The building design anticipates frequent changes in users in the office and lab spaces. The designers balanced the program’s requirement for adaptable spaces with strategies to minimize energy usage. Because high-bay lab spaces have very different requirements than office spaces, the team coordinated closely with the owner and engineers at every stage of the design. Floor heights and mechanical systems are sized appropriately for each function, and a life cycle cost analysis of each system facilitated the decision-making process for product selection. The interior core and bays are sized strategically for maximum flexibility, with coordinated furniture systems and glazing to allow optimal natural light and views. The efficient steel frame and composite concrete slab supported the strategic, adaptable layout with minimal column obstructions, and the office areas feature raised accessible flooring to accommodate quick changes in the HVAC, power distribution and data infrastructure.
A high-performance building envelope led to a substantial reduction in energy use. The integrated window system provided a high R-value of and eliminated thermal bridging. The envelope system also reduced embodied energy through recycled content and local sourcing. The integrated system required just one supplier and installer, which not only saved time in construction but also reduced installation errors and lowered the cost.

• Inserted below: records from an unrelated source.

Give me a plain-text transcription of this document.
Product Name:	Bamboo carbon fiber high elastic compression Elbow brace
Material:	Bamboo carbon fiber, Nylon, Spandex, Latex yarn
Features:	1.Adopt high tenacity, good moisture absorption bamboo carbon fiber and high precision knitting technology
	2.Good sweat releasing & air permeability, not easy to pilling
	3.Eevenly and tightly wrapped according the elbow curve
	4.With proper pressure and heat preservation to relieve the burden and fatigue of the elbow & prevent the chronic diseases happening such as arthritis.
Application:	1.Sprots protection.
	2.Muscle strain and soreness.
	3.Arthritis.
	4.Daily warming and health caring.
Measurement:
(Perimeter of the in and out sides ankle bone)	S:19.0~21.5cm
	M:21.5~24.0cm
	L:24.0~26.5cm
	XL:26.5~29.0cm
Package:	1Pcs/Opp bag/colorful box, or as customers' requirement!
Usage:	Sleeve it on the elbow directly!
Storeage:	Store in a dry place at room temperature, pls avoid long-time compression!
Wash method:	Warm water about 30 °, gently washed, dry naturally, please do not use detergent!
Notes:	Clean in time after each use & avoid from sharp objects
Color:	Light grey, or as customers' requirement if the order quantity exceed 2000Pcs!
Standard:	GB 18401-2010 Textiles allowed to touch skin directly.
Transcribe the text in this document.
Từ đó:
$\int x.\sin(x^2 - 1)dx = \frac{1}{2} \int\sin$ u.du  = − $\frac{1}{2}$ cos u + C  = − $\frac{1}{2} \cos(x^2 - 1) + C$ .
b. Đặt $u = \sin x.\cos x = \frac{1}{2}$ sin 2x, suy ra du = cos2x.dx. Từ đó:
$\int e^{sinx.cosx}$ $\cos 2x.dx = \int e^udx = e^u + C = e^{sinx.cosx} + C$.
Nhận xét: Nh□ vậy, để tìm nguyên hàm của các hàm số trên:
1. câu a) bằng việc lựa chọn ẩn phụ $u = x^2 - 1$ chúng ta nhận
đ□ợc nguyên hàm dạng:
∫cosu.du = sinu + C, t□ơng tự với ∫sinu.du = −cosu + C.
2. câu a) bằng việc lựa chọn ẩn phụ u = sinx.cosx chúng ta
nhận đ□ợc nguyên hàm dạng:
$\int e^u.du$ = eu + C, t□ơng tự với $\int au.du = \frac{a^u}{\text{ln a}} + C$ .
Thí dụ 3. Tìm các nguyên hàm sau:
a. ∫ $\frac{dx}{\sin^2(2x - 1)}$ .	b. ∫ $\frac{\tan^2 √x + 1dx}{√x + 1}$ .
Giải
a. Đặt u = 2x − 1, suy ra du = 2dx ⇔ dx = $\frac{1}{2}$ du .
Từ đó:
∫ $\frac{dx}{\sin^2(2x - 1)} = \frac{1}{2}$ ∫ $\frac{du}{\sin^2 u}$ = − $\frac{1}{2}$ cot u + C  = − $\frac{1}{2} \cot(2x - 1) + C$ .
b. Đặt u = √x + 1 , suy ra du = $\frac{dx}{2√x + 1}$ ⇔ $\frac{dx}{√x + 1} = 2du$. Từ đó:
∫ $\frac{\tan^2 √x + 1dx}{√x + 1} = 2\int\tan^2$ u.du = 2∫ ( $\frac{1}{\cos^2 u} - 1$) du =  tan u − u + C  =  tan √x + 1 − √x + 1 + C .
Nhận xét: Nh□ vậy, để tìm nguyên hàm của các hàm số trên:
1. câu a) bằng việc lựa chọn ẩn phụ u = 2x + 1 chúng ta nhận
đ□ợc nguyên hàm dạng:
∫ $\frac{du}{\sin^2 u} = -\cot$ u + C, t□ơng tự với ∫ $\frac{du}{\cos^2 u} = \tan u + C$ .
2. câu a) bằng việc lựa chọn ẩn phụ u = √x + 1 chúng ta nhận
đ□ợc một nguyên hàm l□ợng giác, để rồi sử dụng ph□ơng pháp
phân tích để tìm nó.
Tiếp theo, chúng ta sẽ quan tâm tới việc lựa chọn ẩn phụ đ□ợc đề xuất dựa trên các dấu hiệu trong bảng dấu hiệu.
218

The site orientation allows the building to take advantage of shaded day-lighting on the north, east and south, while protecting the hot western exposure with solid walls. The high-bay research space resides on the west side of the building and acts as an insulating buffer. Strategic solar shading further reduces the cooling load, helping to optimize energy performance. Screening takes the form of horizontal solar louvers, vertical perforated panels, and large exterior perforated panel screens, which reduced the cooling load by 10-35%. The cost of the screens was less than the cost of upsizing the HVAC system, and cause minimal view disturbance while serving as an appealing human-scale design element. Wide porches and deep overhangs provide an additional 5-8 degrees of cooling.
To optimize energy performance, the team designed a raised-floor ducted HVAC system with a pressurized supply floor plenum, rooftop DX forced air system, and custom VAV controls. This system cools the space at human level, from floor to 7’, providing more targeted comfort without over-conditioning high-bay spaces. The complex system required an investment in design and engineering, but is worth the cost and effort for efficiency and long-term return on investment.
Aesthetically, the building needed to express its own identity as a state-of-the-art research facility while integrating into the fabric of the campus. The architecture expresses the technology focus of the research campus with an exterior that complements its context through its understated geometries and material expression of metal, glass and concrete. The intentional understatement acts as a foil to the highly expressive geometry of the ‘signature building’ that resides diagonally across the street. The shifting planes of the building’s exterior reflect the ever-changing nature of the activities within the building. Underscoring that sustainable design can (and should!) be beautiful, the CET won an AIA South Carolina Honor Award.
LEED Gold certification requires a substantial commitment on the part of the owner, architects, and consultants. However, with a holistic approach to design and integrated strategies at every stage of the process, this target is both achievable and well worth the effort.